Consider a vector space ${\cal S}$ with inner product $(\cdot, \cdot)$. The Cauchy-Schwarz Inequality reads
$$
(y_1, y_1) (y_2, y_2) \geq \left| (y_1, y_2) \right|^2~~\forall y_1, y_2 \in {\cal S}
$$
This inequality is saturated when $y_1 = \lambda y_2$. In particular, this implies
$$
\boxed{ (y_1, y_1) (y_2, y_2) \geq \left| \text{Im} (y_1, y_2) \right|^2 }
$$
My question is the following. Given a fixed $y_1 \in {\cal S}$. Is it always possible to find $y_2 \in {\cal S}$ such that the boxed inequality is saturated?
If not in general, under what conditions is this possible?

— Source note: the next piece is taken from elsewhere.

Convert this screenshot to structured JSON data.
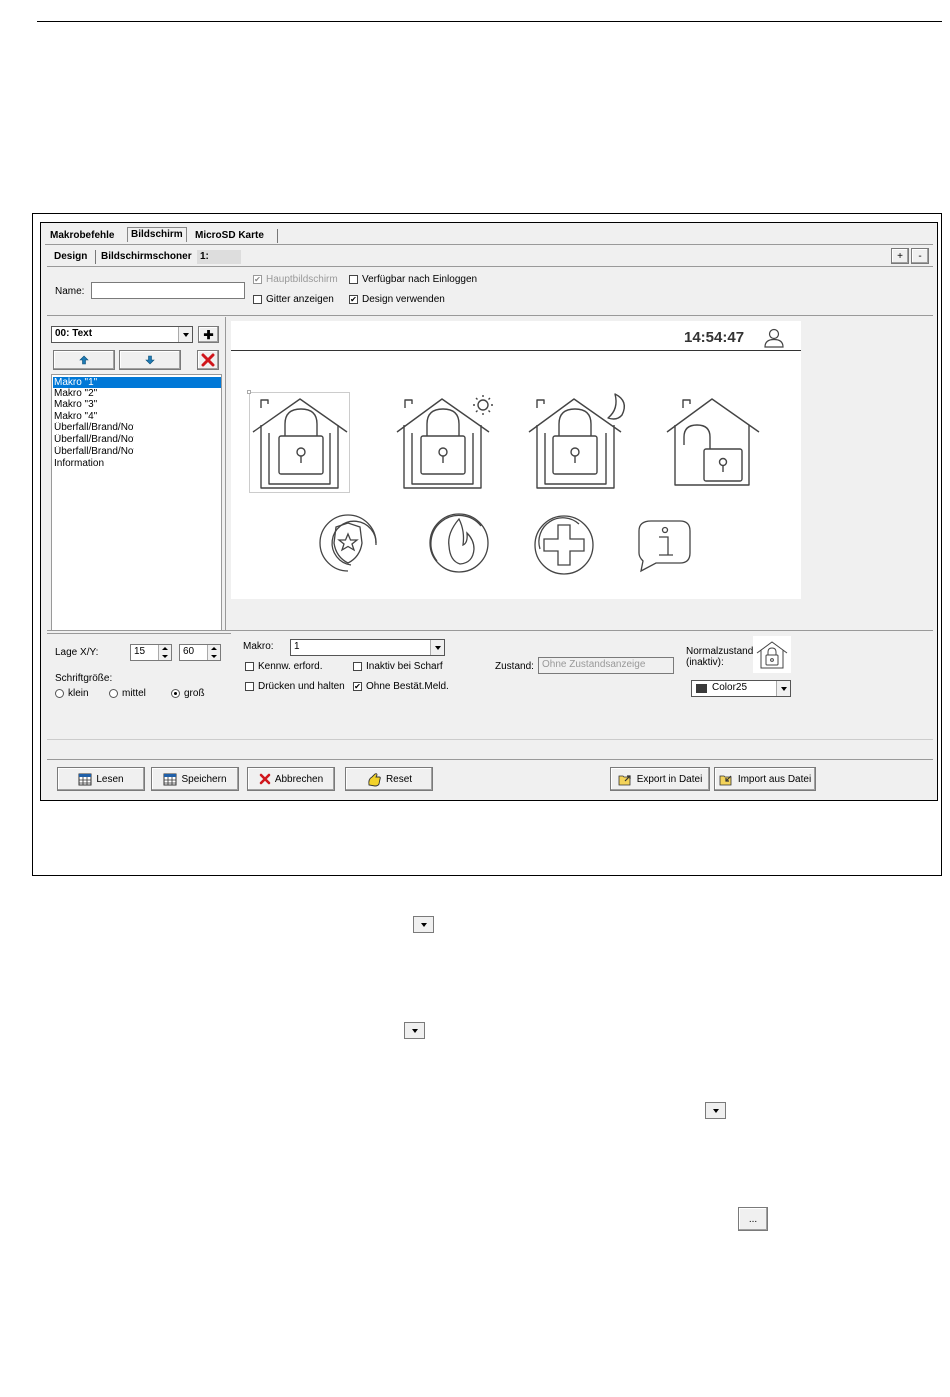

PS – I am a physicist, and not that well-versed with math jargon.
Best Answer
You have $|y_1|^2|y_2|^2\geq|(y_1,y_2)|^2\geq|\text{Im}(y_1,y_2)|$. If the right hand side is equal to the left-most hand side then, in particular, you have 'saturation' of Cauchy's inequality. Then $y_2=\lambda y_1$ because the saturation of Cauchy's inequality happens if and only if the vectors are proportional. You then only need to have $|\lambda|^2|y_1|^4=|(y_1,\lambda y_1)|^2=|\text{Im}(\overline{\lambda}(y_1,y_1))|^2=|\text{Im}(\overline{\lambda})|y_1|^2|^2=|\text{Im}(\lambda)|^2|y_1|^4$. This is ok for $\lambda$ imaginary.